His thumb pressing her hooked mouth.
—But I wouldn’t be so shocked if you’d said it had been you.
The glint so sharp and bright now it cut him in two. He wanted to live there forever in that gleam, like in the bow of the moon.
He loved this look and tried to get it out of her as often as he could; those days of being trapped, when he had nowhere to go and nothing in the world but her; he loved her faint freckles and how she said ris instead of rice; loved how she talked about where she’d lived with her family outside Port-au-Prince in a neighborhood of mostly German millionaires. She’d been eight years old when she and her mother left, but she kept her country among the glossy recollections the rich have of their childhoods. Her words, for a while at least, keeping his mind from darker places, from what he’d seen and what he went on seeing. What he’d done, and what he’d be asked to do.
Three
Until quite recently Kemper Woolsack had taken for granted the fact that her parents’ chests would rise and fall, their lungs fill with air, their hearts go on beating even after she had banished them from her own. Regardless of the distance she put between herself and her parents, she took comfort in this certainty, much in the same way that a person locked away from the sun and the moon must believe that those bodies still exist in their former places, doing what they’ve always done, because to allow yourself to think otherwise means you’ve come into another world.
Now at the
age of twenty-five Kemper had been there, when Isaac couldn’t, for the deaths of his mother and father, she from a cancer of the breast and he a few months later from what could only be called grief, unguarded people whose warmth and kindness she had come to love but also mistrust, never understanding how they could give so much of themselves so freely, and perhaps it was this mistrust Isaac’s brother and sister-in-law sensed when they sent her away from their father’s memorial service.

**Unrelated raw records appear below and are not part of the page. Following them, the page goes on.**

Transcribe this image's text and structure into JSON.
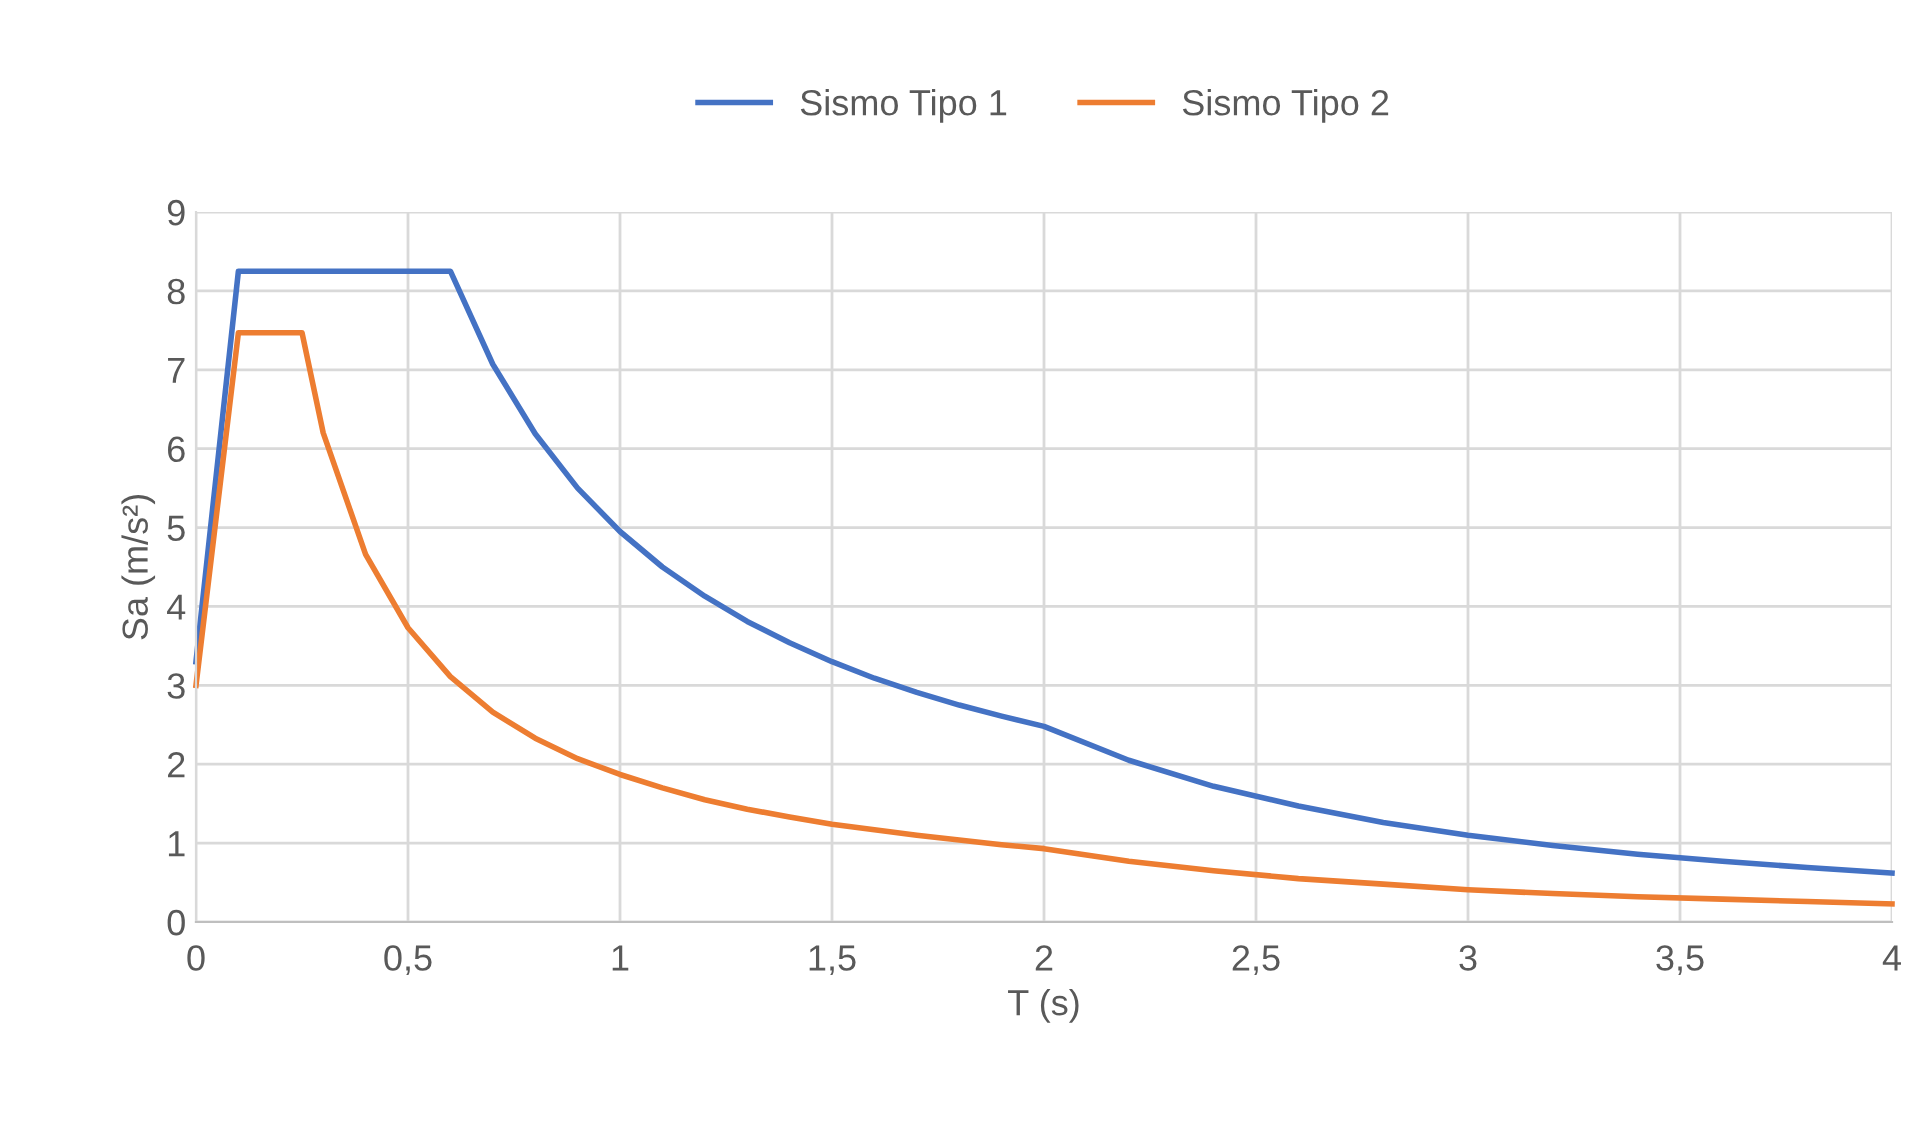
{
  "chart_data": {
    "type": "line",
    "xlabel": "T (s)",
    "ylabel": "Sa (m/s²)",
    "xlim": [
      0,
      4
    ],
    "ylim": [
      0,
      9
    ],
    "xticks": [
      0,
      {
        "value": 0.5,
        "label": "0,5"
      },
      1,
      {
        "value": 1.5,
        "label": "1,5"
      },
      2,
      {
        "value": 2.5,
        "label": "2,5"
      },
      3,
      {
        "value": 3.5,
        "label": "3,5"
      },
      4
    ],
    "yticks": [
      0,
      1,
      2,
      3,
      4,
      5,
      6,
      7,
      8,
      9
    ],
    "grid": true,
    "legend": "top",
    "marker": "none",
    "line_style": "solid",
    "series": [
      {
        "name": "Sismo Tipo 1",
        "color": "#4472c4",
        "x": [
          0,
          0.1,
          0.6,
          0.7,
          0.8,
          0.9,
          1.0,
          1.1,
          1.2,
          1.3,
          1.4,
          1.5,
          1.6,
          1.7,
          1.8,
          1.9,
          2.0,
          2.2,
          2.4,
          2.6,
          2.8,
          3.0,
          3.2,
          3.4,
          3.6,
          3.8,
          4.0
        ],
        "values": [
          3.3,
          8.25,
          8.25,
          7.07,
          6.19,
          5.5,
          4.95,
          4.5,
          4.13,
          3.81,
          3.54,
          3.3,
          3.09,
          2.91,
          2.75,
          2.61,
          2.48,
          2.05,
          1.72,
          1.47,
          1.26,
          1.1,
          0.97,
          0.86,
          0.77,
          0.69,
          0.62
        ]
      },
      {
        "name": "Sismo Tipo 2",
        "color": "#ed7d31",
        "x": [
          0,
          0.1,
          0.25,
          0.3,
          0.4,
          0.5,
          0.6,
          0.7,
          0.8,
          0.9,
          1.0,
          1.1,
          1.2,
          1.3,
          1.4,
          1.5,
          1.6,
          1.7,
          1.8,
          1.9,
          2.0,
          2.2,
          2.4,
          2.6,
          2.8,
          3.0,
          3.2,
          3.4,
          3.6,
          3.8,
          4.0
        ],
        "values": [
          3.0,
          7.47,
          7.47,
          6.2,
          4.66,
          3.73,
          3.11,
          2.66,
          2.33,
          2.07,
          1.87,
          1.7,
          1.55,
          1.43,
          1.33,
          1.24,
          1.17,
          1.1,
          1.04,
          0.98,
          0.93,
          0.77,
          0.65,
          0.55,
          0.48,
          0.41,
          0.36,
          0.32,
          0.29,
          0.26,
          0.23
        ]
      }
    ]
  }
}
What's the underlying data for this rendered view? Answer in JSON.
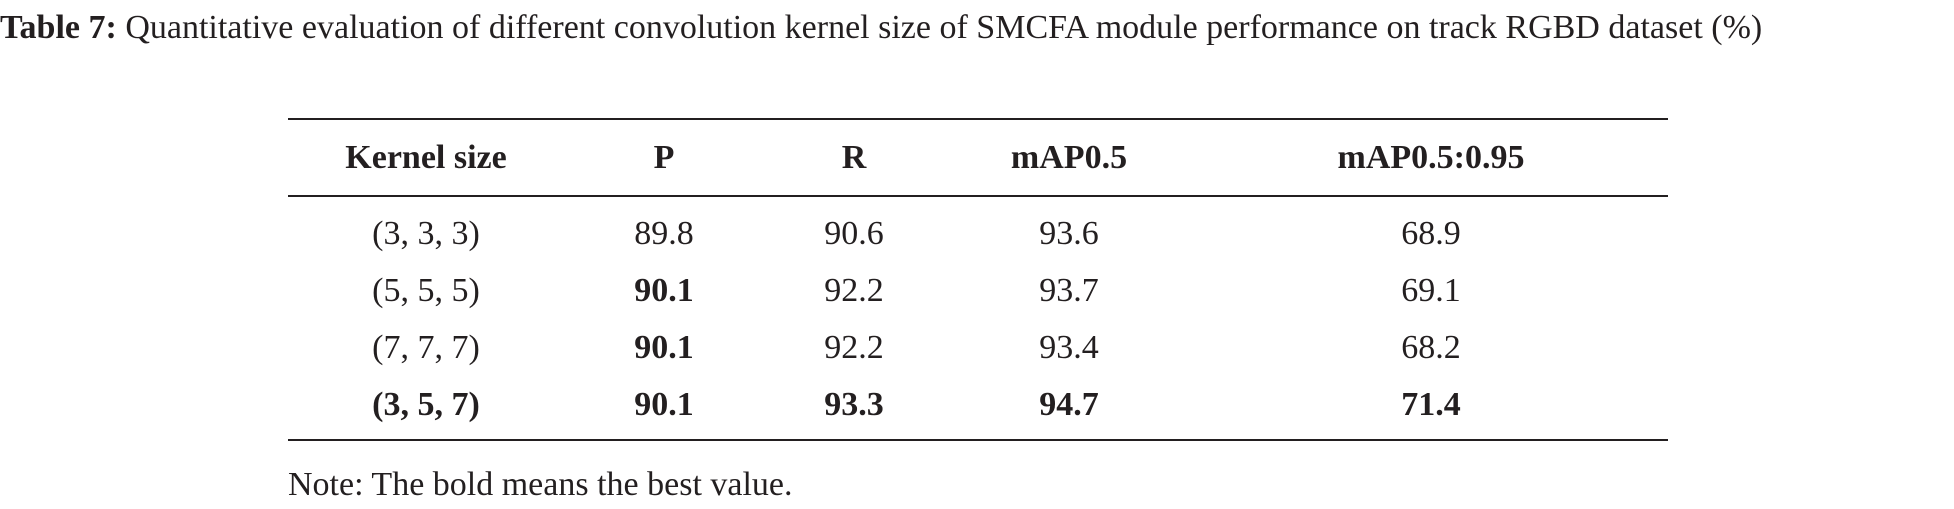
{
  "caption": {
    "label": "Table 7:",
    "text": "Quantitative evaluation of different convolution kernel size of SMCFA module performance on track RGBD dataset (%)"
  },
  "table": {
    "headers": [
      "Kernel size",
      "P",
      "R",
      "mAP0.5",
      "mAP0.5:0.95"
    ],
    "rows": [
      [
        "(3, 3, 3)",
        "89.8",
        "90.6",
        "93.6",
        "68.9"
      ],
      [
        "(5, 5, 5)",
        "90.1",
        "92.2",
        "93.7",
        "69.1"
      ],
      [
        "(7, 7, 7)",
        "90.1",
        "92.2",
        "93.4",
        "68.2"
      ],
      [
        "(3, 5, 7)",
        "90.1",
        "93.3",
        "94.7",
        "71.4"
      ]
    ]
  },
  "note": "Note: The bold means the best value."
}
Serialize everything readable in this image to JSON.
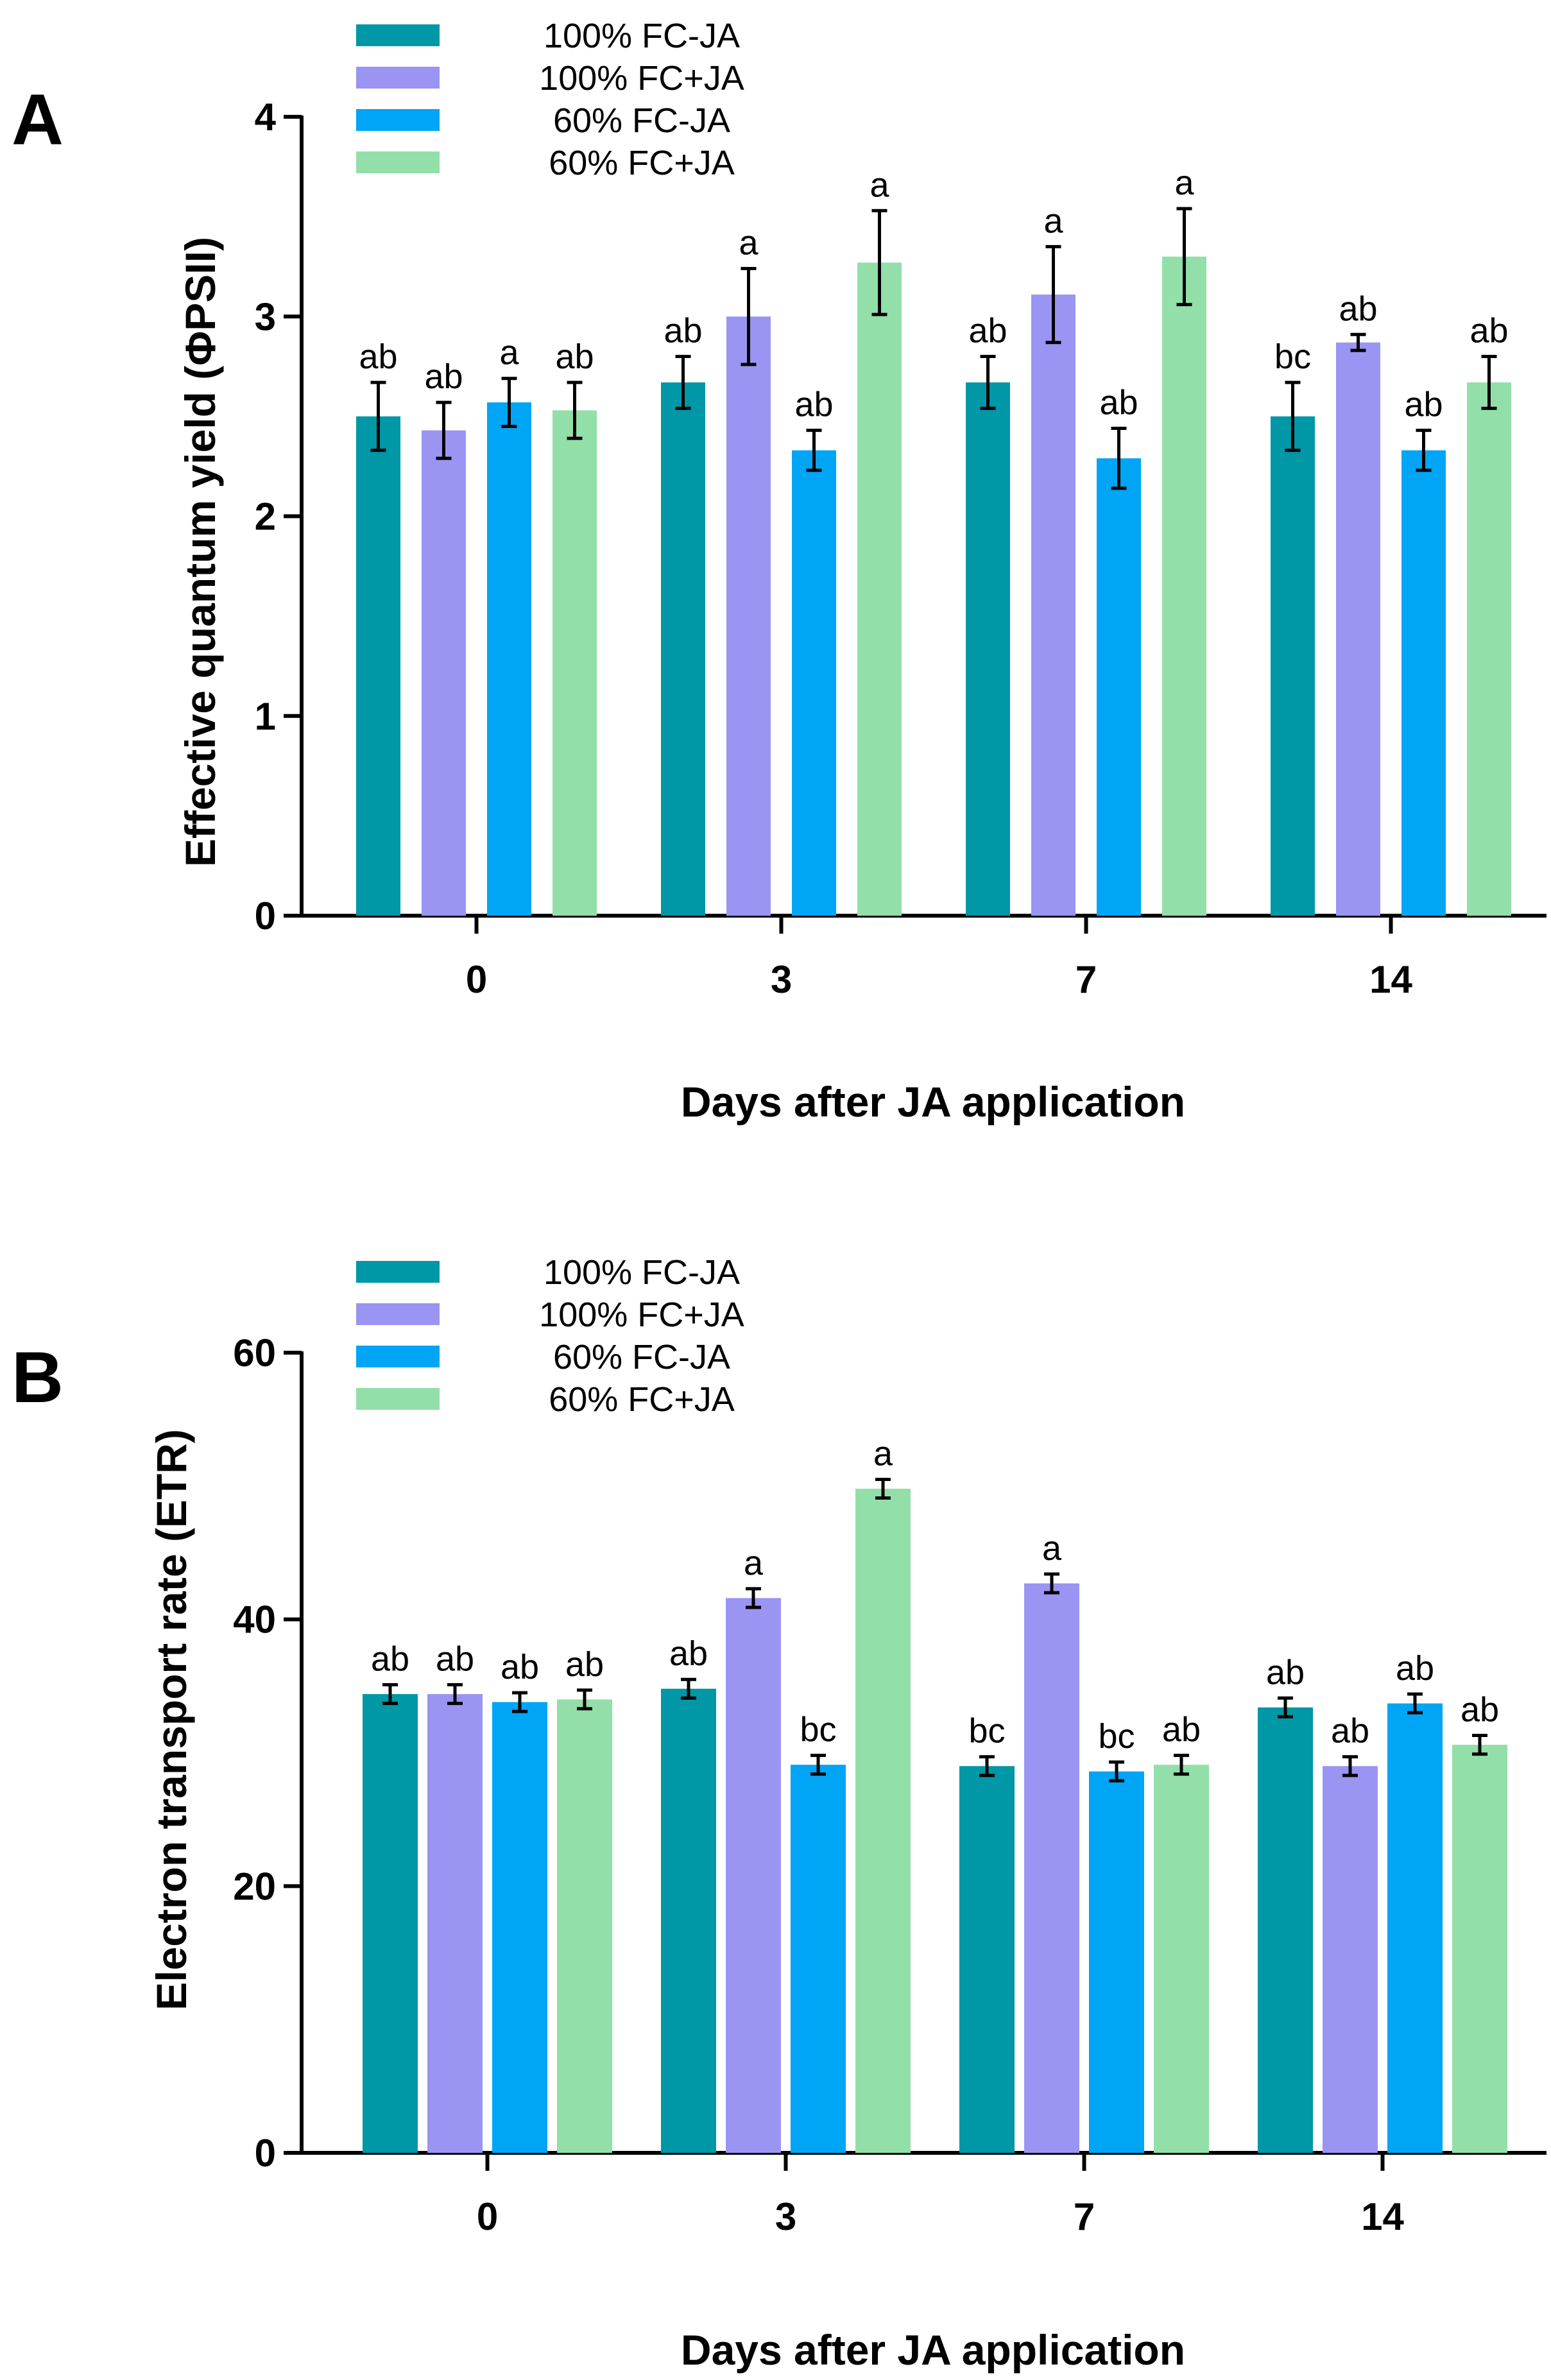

Their eyes on her as if to say, Go watch your own parents die. Go have your own grief.
And now she would.
Mid-December. A shroud of cold thrown over the city filled with returned troops and men selling bonds for a war that had been over for weeks, death now in the form of the ’flu sweeping through the cities and towns. White masks in the streets. Word of deaths by the thousand elsewhere. One afternoon Rule woke to shouting in the street below and hurried down with the pistol in his belt. The Haitians and some of their boarders were on the sidewalk, necks craned, looking at the sky where little sheets of paper fell in drifts. Then he saw them: airships, silver-bellied and tapered like fish, drifting high above the city. He looked up, jaw slack, all wonder and horror, the polarities of that age. The war was over, he’d gone out with Auga in their masks to celebrate the day, but here they were, still selling it. He snatched a sheet from the air and read its message—that a German bombing would be just like this if you did not BUY WAR BONDS.